Research from Department of Economics featured in The New York Times

How can the government make people save more for retirement? The New York Times cites joint research from the Department of Economics and Harvard arguing that tax incentives for pension savings have little effect on total savings. The researchers – Raj Chetty and John N. Friedman of Harvard, Søren Leth-Petersen and Tore Olsen of the University of Copenhagen, and Torben Heien Nielsen of the Danish National Center for Social Research -  found that every Kroner that the Danish government spent on tax breaks had a negligible effect on total savings. In contrast, policies that automatically saved a portion of a worker’s income, such as the Special Pension (SP) and labor market pension schemes, increased total savings by a substantial amount.

The analysis, based on Danish administrative register data with more than 45 million observations, shows that about 85 percent of Danes were “passive” savers, who tended to be less responsive to government policies and also less wealthy. The remaining 15 percent were “active” savers, who were more responsive and richer. When the government reduced a tax break for retirement savings, passive savers barely changed their behavior. By contrast, automatic savings programs had more impact on them, causing the passive savers to put away more money for retirement. Active savers also responded to tax breaks that change — but by shifting money between accounts that come with tax advantages and other accounts, not by changing the amount they put away. The automatic savings programs also had little effect on active savers’ overall balances.

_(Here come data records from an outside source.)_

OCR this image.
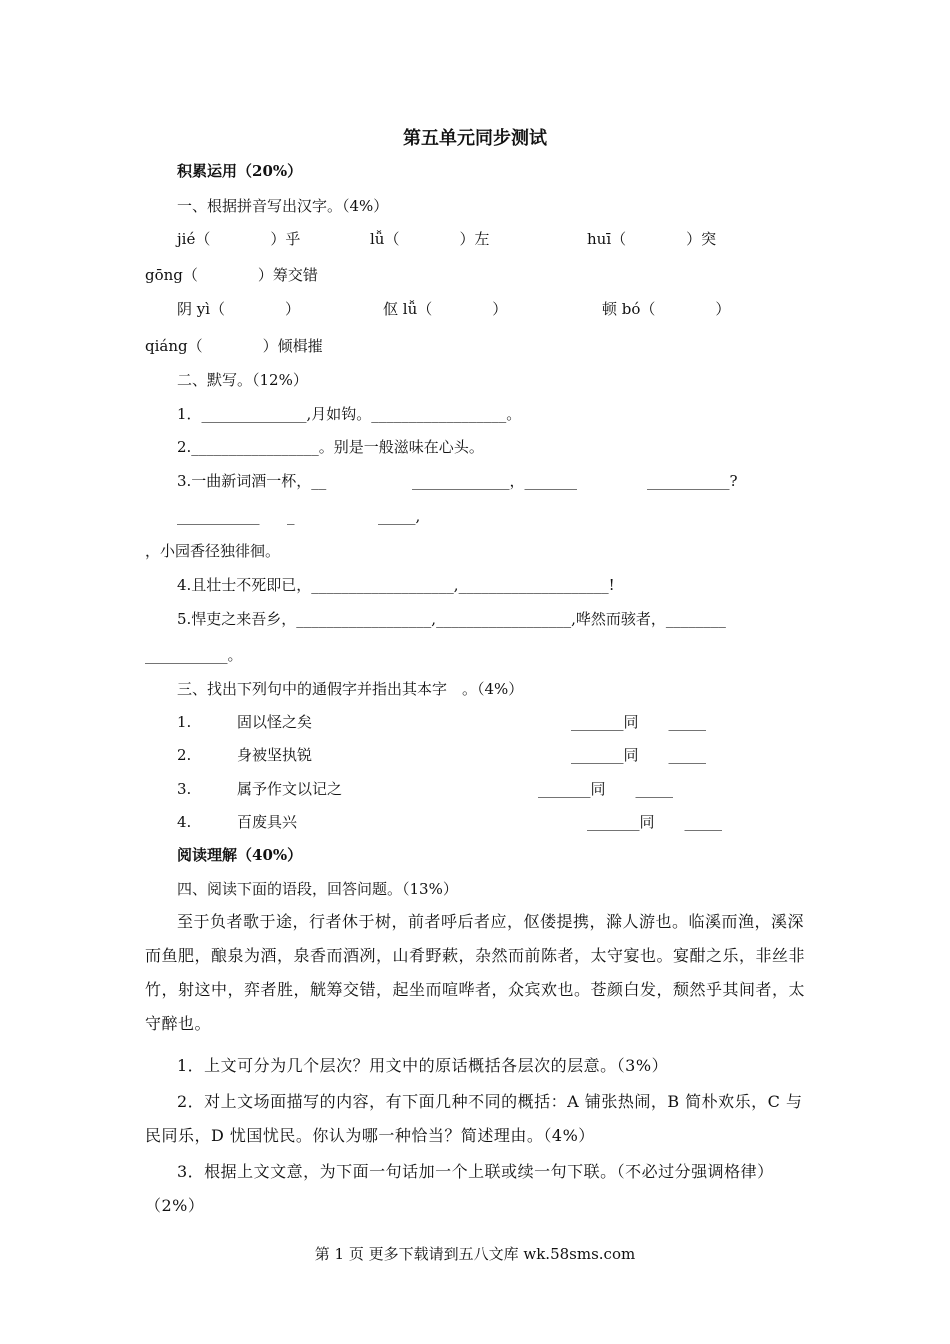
第五单元同步测试
积累运用（20%）
一、根据拼音写出汉字。（4%）
jié（　　　　）乎	lǚ（　　　　）左	huī（　　　　）突
gōng（　　　　）筹交错
阴 yì（　　　　）	伛 lǚ（　　　　）	顿 bó（　　　　）
qiáng（　　　　）倾楫摧
二、默写。（12%）
1．______________,月如钩。__________________。
2._________________。别是一般滋味在心头。
3.一曲新词酒一杯，__	_____________，_______	___________?
___________ _	_____,
，小园香径独徘徊。
4.且壮士不死即已，___________________,____________________!
5.悍吏之来吾乡，__________________,__________________,哗然而骇者，________
___________。
三、找出下列句中的通假字并指出其本字　。（4%）
1.	固以怪之矣	_______同　　_____
2.	身被坚执锐	_______同　　_____
3.	属予作文以记之	_______同　　_____
4.	百废具兴	_______同　　_____
阅读理解（40%）
四、阅读下面的语段，回答问题。（13%）
至于负者歌于途，行者休于树，前者呼后者应，伛偻提携，滁人游也。临溪而渔，溪深而鱼肥，酿泉为酒，泉香而酒冽，山肴野蔌，杂然而前陈者，太守宴也。宴酣之乐，非丝非竹，射这中，弈者胜，觥筹交错，起坐而喧哗者，众宾欢也。苍颜白发，颓然乎其间者，太守醉也。
1．上文可分为几个层次？用文中的原话概括各层次的层意。（3%）
2．对上文场面描写的内容，有下面几种不同的概括：A 铺张热闹，B 简朴欢乐，C 与民同乐，D 忧国忧民。你认为哪一种恰当？简述理由。（4%）
3．根据上文文意，为下面一句话加一个上联或续一句下联。（不必过分强调格律）（2%）
第 1 页 更多下载请到五八文库 wk.58sms.com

These results are timely in relation to current US debate about the so called Fiscal Cliff,  where government expenditure cuts and tax cuts scheduled to run out will  give a drastic hit to the economy from January 2013. The money that the government spends to encourage Americans to save for retirement is money that cannot be spent on deficit reduction, education, health care or other priorities, and the study suggests that these money are not well spent.